OTE - Oregon Travel Experience

Willamette River Cable Trees

Posted on: April 9th, 2020 in Heritage Tree Details |

For more than a century, loggers used rivers, especially the Willamette, to move millions of board feet in logs. Until ground transport became more economical in the 1970’s, men walked the logs, assembling huge rafts with long pike poles that tug boats pulled down the river. Cables wrapped around the trees along the bank tethered the rafts to shore while they waited for access to mills, sometimes for several months.

This Oregon Heritage Tree site includes a black cottonwood with cables still embedded in its trunk and a Douglas-fir with cable scars still visible. You can view them in Wilsonville’s Memorial Park Forest Trail, a scenic unpaved walking path along the Willamette River.
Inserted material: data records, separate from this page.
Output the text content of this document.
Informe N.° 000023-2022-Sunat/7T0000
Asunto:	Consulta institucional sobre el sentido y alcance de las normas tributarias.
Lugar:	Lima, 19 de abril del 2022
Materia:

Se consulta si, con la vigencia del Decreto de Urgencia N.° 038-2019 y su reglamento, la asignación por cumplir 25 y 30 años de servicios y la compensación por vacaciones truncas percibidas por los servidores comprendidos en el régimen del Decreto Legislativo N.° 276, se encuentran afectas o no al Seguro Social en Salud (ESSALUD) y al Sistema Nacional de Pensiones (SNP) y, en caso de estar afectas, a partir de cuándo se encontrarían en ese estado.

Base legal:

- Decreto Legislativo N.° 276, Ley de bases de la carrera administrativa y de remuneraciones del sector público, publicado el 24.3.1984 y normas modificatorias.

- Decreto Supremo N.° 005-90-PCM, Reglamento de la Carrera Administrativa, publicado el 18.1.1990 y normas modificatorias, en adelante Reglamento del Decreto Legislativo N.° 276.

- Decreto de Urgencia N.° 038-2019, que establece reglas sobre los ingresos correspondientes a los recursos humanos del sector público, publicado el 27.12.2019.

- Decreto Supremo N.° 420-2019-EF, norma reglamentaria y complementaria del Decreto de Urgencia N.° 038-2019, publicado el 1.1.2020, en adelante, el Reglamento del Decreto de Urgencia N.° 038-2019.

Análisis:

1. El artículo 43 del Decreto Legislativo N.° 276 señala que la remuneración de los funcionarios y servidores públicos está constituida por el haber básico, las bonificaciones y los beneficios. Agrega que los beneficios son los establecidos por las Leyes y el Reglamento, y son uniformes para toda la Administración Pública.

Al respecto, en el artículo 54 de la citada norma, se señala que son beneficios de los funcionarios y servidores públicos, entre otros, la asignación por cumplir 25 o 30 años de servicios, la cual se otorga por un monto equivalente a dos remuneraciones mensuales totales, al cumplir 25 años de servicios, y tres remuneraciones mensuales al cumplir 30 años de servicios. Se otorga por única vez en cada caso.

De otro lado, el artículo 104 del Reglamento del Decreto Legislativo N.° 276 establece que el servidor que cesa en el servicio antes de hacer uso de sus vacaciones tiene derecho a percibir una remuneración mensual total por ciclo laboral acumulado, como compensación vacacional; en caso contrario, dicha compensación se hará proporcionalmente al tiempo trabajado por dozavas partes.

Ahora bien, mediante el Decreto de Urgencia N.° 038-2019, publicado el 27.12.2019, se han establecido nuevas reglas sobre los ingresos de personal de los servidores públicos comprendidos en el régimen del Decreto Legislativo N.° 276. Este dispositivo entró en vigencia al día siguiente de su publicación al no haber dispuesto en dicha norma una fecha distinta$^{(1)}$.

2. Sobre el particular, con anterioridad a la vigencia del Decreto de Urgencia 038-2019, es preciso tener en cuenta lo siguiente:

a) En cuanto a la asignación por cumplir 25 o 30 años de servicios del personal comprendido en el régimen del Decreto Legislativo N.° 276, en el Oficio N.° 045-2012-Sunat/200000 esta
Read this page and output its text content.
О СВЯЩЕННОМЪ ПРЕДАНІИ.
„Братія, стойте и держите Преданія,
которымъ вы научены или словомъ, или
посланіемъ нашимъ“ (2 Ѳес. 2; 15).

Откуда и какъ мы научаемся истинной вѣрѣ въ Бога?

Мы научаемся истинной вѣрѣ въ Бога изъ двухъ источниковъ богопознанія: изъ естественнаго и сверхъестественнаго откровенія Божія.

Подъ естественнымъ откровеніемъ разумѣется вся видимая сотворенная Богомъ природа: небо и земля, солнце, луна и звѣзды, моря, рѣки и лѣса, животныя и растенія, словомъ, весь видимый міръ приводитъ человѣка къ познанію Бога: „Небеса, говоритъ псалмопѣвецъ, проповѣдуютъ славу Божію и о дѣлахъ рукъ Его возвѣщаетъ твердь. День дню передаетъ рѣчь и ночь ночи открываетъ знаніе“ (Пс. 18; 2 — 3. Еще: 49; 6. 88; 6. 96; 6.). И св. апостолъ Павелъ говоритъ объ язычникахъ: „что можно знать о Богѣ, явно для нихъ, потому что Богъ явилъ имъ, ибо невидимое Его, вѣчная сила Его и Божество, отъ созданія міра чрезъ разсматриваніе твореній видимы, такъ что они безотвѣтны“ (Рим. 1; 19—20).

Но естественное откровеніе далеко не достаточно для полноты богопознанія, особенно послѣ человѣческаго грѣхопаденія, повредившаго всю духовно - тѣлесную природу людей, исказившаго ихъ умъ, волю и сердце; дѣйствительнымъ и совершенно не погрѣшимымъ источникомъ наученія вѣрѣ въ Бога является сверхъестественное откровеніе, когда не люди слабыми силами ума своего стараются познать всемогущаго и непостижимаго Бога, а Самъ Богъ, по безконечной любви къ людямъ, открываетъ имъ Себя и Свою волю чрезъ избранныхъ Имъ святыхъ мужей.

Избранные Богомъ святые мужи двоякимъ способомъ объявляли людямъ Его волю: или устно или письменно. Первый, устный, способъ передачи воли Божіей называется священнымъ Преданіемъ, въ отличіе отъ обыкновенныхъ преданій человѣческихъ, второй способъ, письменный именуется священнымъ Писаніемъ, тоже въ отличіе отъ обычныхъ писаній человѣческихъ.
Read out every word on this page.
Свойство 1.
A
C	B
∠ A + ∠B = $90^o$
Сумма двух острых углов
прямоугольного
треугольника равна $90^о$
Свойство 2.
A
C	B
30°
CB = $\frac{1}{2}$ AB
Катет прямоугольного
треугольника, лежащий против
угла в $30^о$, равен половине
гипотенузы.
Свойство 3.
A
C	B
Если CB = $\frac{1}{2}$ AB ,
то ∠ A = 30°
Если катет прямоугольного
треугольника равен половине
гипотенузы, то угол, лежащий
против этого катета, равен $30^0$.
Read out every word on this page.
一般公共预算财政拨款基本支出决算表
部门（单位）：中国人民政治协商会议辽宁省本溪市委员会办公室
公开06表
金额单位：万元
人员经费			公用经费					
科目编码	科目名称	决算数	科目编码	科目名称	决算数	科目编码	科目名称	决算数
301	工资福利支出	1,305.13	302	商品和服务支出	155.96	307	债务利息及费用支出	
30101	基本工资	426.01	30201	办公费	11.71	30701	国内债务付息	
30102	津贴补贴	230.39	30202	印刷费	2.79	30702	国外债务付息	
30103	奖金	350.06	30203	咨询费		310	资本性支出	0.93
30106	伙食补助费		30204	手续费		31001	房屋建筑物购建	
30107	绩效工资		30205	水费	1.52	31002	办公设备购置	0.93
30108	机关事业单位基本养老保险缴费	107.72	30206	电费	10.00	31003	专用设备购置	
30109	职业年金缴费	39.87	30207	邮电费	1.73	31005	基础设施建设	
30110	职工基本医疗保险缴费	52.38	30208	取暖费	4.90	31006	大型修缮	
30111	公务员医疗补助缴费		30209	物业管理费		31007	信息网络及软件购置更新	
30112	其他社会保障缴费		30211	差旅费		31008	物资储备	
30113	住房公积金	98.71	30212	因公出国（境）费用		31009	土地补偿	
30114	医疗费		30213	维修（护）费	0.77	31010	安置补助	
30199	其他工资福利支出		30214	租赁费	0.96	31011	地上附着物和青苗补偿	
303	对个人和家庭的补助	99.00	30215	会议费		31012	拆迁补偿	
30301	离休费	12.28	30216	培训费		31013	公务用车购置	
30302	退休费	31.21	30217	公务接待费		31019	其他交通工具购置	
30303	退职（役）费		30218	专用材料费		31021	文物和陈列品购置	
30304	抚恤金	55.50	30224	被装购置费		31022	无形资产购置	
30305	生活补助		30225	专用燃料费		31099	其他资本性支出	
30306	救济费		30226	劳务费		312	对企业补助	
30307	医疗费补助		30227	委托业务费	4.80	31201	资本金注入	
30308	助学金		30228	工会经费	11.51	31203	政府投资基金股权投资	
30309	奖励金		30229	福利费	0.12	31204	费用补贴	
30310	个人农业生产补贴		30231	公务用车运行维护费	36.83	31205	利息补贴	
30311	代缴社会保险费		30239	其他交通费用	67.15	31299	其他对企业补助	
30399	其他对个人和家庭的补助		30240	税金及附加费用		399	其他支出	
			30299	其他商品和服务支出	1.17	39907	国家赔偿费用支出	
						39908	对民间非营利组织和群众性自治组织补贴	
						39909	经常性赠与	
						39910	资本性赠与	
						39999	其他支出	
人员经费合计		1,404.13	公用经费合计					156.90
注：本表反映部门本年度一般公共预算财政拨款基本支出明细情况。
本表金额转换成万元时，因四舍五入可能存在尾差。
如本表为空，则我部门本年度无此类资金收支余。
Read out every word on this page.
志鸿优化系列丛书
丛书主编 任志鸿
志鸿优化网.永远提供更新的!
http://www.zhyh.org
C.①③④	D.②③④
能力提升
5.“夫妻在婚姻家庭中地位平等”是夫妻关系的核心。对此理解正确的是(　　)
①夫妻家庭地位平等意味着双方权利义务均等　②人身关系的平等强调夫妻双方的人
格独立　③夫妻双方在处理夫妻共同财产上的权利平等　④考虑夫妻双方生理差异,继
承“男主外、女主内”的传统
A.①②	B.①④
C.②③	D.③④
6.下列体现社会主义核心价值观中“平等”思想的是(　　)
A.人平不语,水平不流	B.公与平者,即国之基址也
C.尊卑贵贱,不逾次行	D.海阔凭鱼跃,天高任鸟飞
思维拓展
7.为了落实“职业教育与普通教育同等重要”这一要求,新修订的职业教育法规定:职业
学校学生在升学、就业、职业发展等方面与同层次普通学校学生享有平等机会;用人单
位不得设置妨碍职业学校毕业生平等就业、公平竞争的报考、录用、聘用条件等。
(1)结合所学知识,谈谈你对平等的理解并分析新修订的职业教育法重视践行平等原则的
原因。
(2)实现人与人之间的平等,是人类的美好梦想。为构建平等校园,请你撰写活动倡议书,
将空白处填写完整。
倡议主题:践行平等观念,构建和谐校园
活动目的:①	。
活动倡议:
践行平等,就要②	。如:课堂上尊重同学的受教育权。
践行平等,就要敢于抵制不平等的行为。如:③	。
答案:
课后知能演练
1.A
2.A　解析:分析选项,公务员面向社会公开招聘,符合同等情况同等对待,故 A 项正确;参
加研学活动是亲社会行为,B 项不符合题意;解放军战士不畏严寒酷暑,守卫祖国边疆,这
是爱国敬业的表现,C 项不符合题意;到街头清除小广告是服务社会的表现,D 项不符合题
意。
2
Scientific name: Pseudotsuga menziesii; Douglas-fir

Populus trichocarpa; black cottonwood

City’s Heritage Trees Played Critical Role in Timber Industry – By Joe Bernert

With their girdled bark, Memorial Park’s heritage trees show where loggers and boat operators tied up logs from the mid 1800s until the 1980s. Wire cables provided the critical (and often tumultuous) connection between land and water. For more than 150 years, the Willamette River was the primary transport mechanism for getting logs to Oregon’s mills. Remnant tree scars show where wire rope cables were secured around the base of the trees to secure log rafts. It was common to see rafts filling the shores of the Willamette while operators awaited their scheduled deliveries to the mills for processing. I’m among the fourth generation of Bernerts that tied log rafts along the Wilsonville riverbank en route to mills at Canby, West Linn, Oregon City and downstream. My nephew, Michael Bernert, now guides the family business (now Wilsonville Concrete Products) started by his great-great-grandfather. The Rainbow B, built in 1937, served the business well for many years and remains in the family’s possession. It was among the first steelhulled vessels on the upper Willamette and also one of the earlier twin screw/propeller vessels, designed to allow better navigation in tight situations. These boats would commonly go to Albany, Corvallis and Eugene, more than 150 miles upstream. Working on log rafts was dangerous. Workers did not have the safety equipment used today (i.e. life jackets, hard hats, etc.). Crew wore overalls and work clothes for protection and warmth, but also had to be able to swim if (when) they fell in the river. Family members, friends and others worked together; senior tugboat skippers directed work and used the larger boats. Smaller boats provided support. Most logs were moved manually, using long pike poles, peeves and axes. Every worker carried an axe to hammer lines in and bundles logs together Crew members were typically given a company axe, but had to replace it when it was lost (axes sink when dropped in the water). Secured logs needed to rise and fall with the river. Tie grounds were usually in locations where the logger could access the logs. Suitable trees needed to be strong, close to the bank, and healthy. Wilsonville’s heritage trees demonstrate are great examples of important trees along the Willamette that helped us get our job done.

Joe Bernert, GIS/Database Manager at Oregon State University’s Institute for Natural Resources, grew up on the upper Willamette towing log rafts with his father and brothers.